|Give This to Your
On praise and criticism, motivation, building confidence, and having fun learning tennis
By Ed Collins/2019
THROW, CATCH & RUN BACKWARDS––The more careful the foundation is laid, the longer the tennis player learns. It’s cumulative, in that one lesson makes it possible for another to be learned, and so on.
Feet- and hand-eye coordination are not gifts handed to a few, but specific skills that are developed through technique and practice (of course).

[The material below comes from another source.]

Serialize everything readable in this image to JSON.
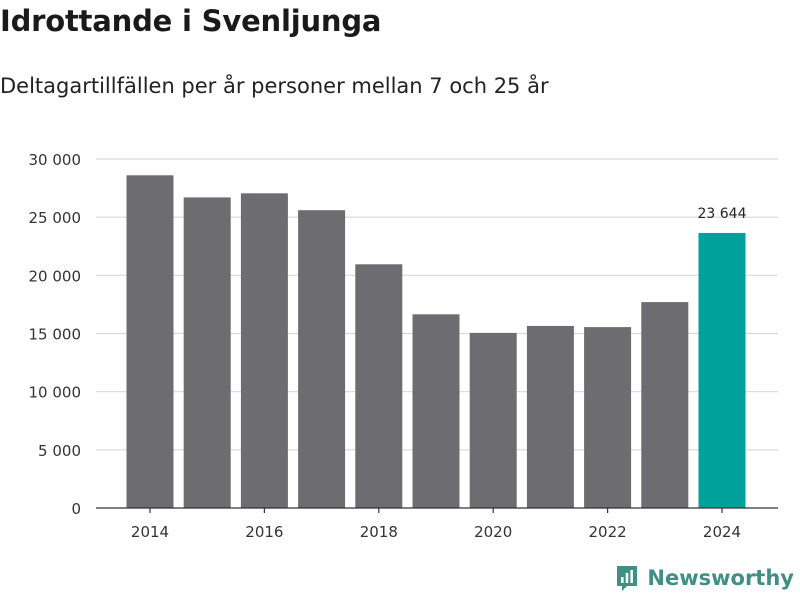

Important as they are, the strokes don’t come first; they come after the coordination skills are developed. Suggestions:
Play catch––w/both hands, under- and overhanded)––then w/ball and racquet. Toss balls side to side, up and back, and over his head. Hit against the wall, or over a line (w/no net), or within the service boxes (w/just a gentle tap). To boost confidence, measure progress: How many can he make in a row? Out of 10? Play games that develop court sense/spatial awareness and quick decision-making. (When she robotically hits it right to you, put it away; soon she’ll get the idea.) Teach him the mechanics of throwing, and how to run backwards.
Insist on only a few things: like holding the racquet correctly in the ready position, shortening the stroke, and making contact at waist level, away from and in front of the body.
Don’t forget that she’s a kid: if she’s not having fun, something’s wrong.
CHIP AWAY––In these days of video games and smart phone apps, tennis is a mountainous undertaking for the child conditioned to instant gratification. It also can be difficult for those whose athleticism leads to early success. There’s a lot to be said for the struggle––the longer it takes to learn, the more satisfaction / confidence / pride are gained.
Challenge your kid with tasks that are doable. (His frustration level is your guide.)
I WIN, YOU LOSE––Encourage your child to focus on mastering the basics, not comparing himself to others. When the young player decides that the only goal is winning, he may lack motivation to learn the skills, strokes, shots and strategies.
A major cause of under-achieving is expectations—if they’re unreasonable the child suffers (and it’s hard to know where the bar should be placed).
It’s easy to be overly impressed with the kind of “talent” that you can see, but there are other “talents” that, in the long run, are more valuable––such as trying hard (it takes courage), being open to criticism, and acknowledging that you can fail (in a word, humility).
Bad habits are formed in the same way as good ones, so delay tournaments until technique is more or less developed.
GOOD JOB! GOOD JOB!––It might seem that constantly praising a child’s skills would boost his self-esteem, but this may lead to a hesitancy to attempt anything that might make him lose your inflated appraisal. Be careful not to excessively praise your child for what’s obviously a natural ability. If you insist on praise, make it be for things like effort and sticktoitiveness.
Particularly with young children, you don’t need to praise them at all; they know when they do well. By letting them come to this realization on their own, they learn to reinforce themselves.
The parent/teacher’s goal is to foster independence––not to answer as much as ask, and whenever possible, provide a good model. In the end (that really doesn’t), through trial and error, he develops a useful type of game-playing intelligence.
NOT SO MUCH––From my perspective, there’s a lot of too much too soon; this from parents who, wanting the best for their child, give it, but in excess. The abundance of opportunity
often stifles motivation (best he decides for himself).
Speaking of motivation, be careful not to reward (bribe) her for doing what’s expected––that, I see, leads nowhere.
Motivation, I know for certain, comes almost exclusively from competence.
OOPS!––The toddler takes his first steps, father beams, mother says, “Yaay, you did it!” Later, when he falls, father groans, mother scrambles to pick him up.
Think I need help from an expert on this one; I’m curious if embarrassment is a learned response. I do know, however, that kids become more self-conscious as they age; and I also know that some children just plod along, undeterred by their mistakes.
The question is, do children look to parents for cues on how to manage their emotions?
A well-meaning parent literally stands in front of his child, protecting him from anything he perceives to be harmful. His fear: that the child fails. But (occasional) failure is what’s needed to figure out how to get from here to there.
YOU DID IT WRONG!––Parent: “You know what your problem is?” Child: “Aaaugh!”
It’s not that criticism is bad; in fact, a timely critical comment may be just what’s needed to motivate; it’s just that it’s easier to find fault than perfection. And criticism is often taken personally—the child thinks you’re judging him, not his strokes or decision-making.
Your “analysis” is best received when you sandwich it between positive statements: Do it this way; don’t do it that way; do it this way.
The parent who hasn’t been through the tedious process of learning a complex set of lifetime skills (and performing them!) may see setbacks as permanent, whereas the coach sees them as temporary, as experience––like building blocks for future success.
Be advised that it’s the stubborn, head-strong type that thrives in tennis. If you have one of these, make sure you’re working with, not against him/her.
LET’S PLAY––It bears repeating: Kids love games. And they enjoy playing with their parents, especially when there’s no “parenting” going on. So try to zip it.